宮﨑駿が過去を背負いながらもしがらみと別れどう生きるか、生きたか、作ったか、そして彼の背中を見ている人に「で?君たちはどう生きんの?」なんだろう。あまりにも様々が満ち溢れていて鮮やかで、なんか「おめでとう」って言いたくなっちゃったんだけど、でも、どうしてか猛烈に悲しくて、すごく落ち込んでいるような気持ちになっている。
生物はもちろん、それ以外、存在する万物は産まれた瞬間から変化し老いて滅びるものだから、変わらぬまま立ち尽くしたり、座り続けて、そこにい続けることはできないんだって、進んだら戻れないんだって、それを誰かや何かに望むことも叶わないんだってことをまざまざと見せつけられて、いい大人なのにどうしようもなくそれが寂しかったんだと思う。
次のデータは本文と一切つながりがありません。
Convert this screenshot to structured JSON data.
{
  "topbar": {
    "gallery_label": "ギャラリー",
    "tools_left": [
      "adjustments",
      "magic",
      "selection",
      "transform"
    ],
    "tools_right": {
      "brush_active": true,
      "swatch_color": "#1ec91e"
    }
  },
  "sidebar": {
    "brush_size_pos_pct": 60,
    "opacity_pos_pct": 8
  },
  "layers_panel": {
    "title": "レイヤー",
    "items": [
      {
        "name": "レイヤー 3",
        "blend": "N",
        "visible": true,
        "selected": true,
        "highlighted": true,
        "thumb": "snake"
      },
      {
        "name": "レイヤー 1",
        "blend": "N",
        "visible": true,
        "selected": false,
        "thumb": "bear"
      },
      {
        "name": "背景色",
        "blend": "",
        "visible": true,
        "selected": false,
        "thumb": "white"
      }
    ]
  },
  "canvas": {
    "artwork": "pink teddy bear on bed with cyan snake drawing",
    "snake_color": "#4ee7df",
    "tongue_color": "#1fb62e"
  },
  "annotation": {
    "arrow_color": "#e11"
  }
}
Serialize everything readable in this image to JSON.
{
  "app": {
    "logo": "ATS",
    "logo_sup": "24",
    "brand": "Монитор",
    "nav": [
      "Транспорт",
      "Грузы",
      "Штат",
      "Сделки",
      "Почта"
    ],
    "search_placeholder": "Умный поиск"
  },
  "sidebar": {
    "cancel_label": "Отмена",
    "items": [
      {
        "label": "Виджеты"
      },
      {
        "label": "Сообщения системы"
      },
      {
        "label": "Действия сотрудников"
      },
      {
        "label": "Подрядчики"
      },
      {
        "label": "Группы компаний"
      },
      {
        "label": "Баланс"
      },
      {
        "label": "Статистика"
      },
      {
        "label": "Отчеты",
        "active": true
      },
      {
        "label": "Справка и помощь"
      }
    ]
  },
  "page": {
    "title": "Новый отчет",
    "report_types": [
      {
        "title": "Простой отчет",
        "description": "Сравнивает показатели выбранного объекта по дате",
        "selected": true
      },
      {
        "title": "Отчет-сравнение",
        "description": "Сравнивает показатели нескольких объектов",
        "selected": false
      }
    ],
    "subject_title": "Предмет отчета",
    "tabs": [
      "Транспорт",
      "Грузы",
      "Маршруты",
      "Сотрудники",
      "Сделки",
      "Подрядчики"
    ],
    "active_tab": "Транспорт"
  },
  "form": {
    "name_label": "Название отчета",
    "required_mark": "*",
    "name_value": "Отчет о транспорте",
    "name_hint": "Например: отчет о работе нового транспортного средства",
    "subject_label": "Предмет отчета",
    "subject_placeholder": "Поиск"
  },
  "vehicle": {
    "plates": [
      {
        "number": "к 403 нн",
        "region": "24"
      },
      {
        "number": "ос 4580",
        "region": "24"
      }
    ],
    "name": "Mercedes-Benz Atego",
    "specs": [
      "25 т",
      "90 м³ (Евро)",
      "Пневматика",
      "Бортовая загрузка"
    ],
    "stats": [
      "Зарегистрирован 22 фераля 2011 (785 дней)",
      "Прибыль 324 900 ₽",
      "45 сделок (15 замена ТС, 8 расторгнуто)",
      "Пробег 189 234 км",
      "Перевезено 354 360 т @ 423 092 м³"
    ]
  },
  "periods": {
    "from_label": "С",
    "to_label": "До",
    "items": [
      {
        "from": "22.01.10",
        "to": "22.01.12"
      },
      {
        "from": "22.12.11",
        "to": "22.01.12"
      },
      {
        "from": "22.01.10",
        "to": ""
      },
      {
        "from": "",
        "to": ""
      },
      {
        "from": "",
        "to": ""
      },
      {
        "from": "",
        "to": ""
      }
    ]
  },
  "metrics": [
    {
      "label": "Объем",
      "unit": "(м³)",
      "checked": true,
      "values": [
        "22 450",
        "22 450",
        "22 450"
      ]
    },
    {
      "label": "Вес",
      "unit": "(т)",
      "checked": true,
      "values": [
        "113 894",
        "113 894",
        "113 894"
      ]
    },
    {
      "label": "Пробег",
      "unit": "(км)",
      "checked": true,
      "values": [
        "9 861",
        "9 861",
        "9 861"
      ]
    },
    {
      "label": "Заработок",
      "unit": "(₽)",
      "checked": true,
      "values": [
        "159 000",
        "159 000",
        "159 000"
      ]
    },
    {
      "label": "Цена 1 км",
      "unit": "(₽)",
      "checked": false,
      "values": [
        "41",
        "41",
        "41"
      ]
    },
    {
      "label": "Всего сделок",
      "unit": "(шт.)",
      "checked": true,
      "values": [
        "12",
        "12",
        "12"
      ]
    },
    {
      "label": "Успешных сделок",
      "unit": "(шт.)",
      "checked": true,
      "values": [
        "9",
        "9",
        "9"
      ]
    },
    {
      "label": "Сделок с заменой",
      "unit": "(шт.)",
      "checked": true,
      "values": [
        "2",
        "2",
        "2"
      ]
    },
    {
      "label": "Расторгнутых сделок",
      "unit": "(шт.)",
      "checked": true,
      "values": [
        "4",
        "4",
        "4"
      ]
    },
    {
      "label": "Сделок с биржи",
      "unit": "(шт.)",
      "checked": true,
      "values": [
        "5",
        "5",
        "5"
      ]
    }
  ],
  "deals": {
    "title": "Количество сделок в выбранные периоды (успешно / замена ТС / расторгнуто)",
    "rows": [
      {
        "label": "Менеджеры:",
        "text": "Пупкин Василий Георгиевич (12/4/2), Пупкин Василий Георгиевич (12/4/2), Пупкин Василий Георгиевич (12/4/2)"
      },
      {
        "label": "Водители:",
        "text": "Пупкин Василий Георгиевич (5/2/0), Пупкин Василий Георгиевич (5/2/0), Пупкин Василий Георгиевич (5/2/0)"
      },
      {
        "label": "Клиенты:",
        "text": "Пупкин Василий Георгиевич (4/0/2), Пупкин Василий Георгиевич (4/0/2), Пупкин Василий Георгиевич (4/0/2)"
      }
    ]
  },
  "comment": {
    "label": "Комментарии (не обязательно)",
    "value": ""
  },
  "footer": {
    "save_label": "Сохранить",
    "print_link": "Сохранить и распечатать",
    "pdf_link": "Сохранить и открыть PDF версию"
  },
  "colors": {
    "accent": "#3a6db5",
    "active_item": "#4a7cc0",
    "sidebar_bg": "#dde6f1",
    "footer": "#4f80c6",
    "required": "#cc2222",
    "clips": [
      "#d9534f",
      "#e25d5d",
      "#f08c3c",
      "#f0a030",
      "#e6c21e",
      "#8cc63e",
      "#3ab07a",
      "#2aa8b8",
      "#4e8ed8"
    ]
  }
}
自分はどう生きたか、この取り返しのつかない愚かな一生をどう死んでいくか、そういうことばかりを考えて生きているなかで、
生があって死があり、死があって生がある。出会えば別れもある。それは苦しさと惨さだけでなく、喜びでもあるのだと、肩を掴まれて滔々と語りかけられた。
どうしたって、どんな世界だって、生きている限りは生きるしかないのか……それがもう、自分には重くて重くて。
ぐらぐらで今にも倒れそうな世界でも、いや、もしかしてもう崩れてしまった世界でも、それでも、何度でも立たないとならない。
命を産むという意味でバトンを渡すことはない一生だったけど、せめて少しでも美しく優しい世界を次の人たちに残せるように大人をやっていけたらいい。

心臓をバクバクさせながらじっとスクリーンを観ていたあの時間、感じたこと、ぜんぶわたしだけのもの。誰かに分けられない、すごく大切な時間だった。それが良かった。終わらないでくれと思ったくらい好きな景色と世界だった。でも終わらない物語はやっぱり無かった。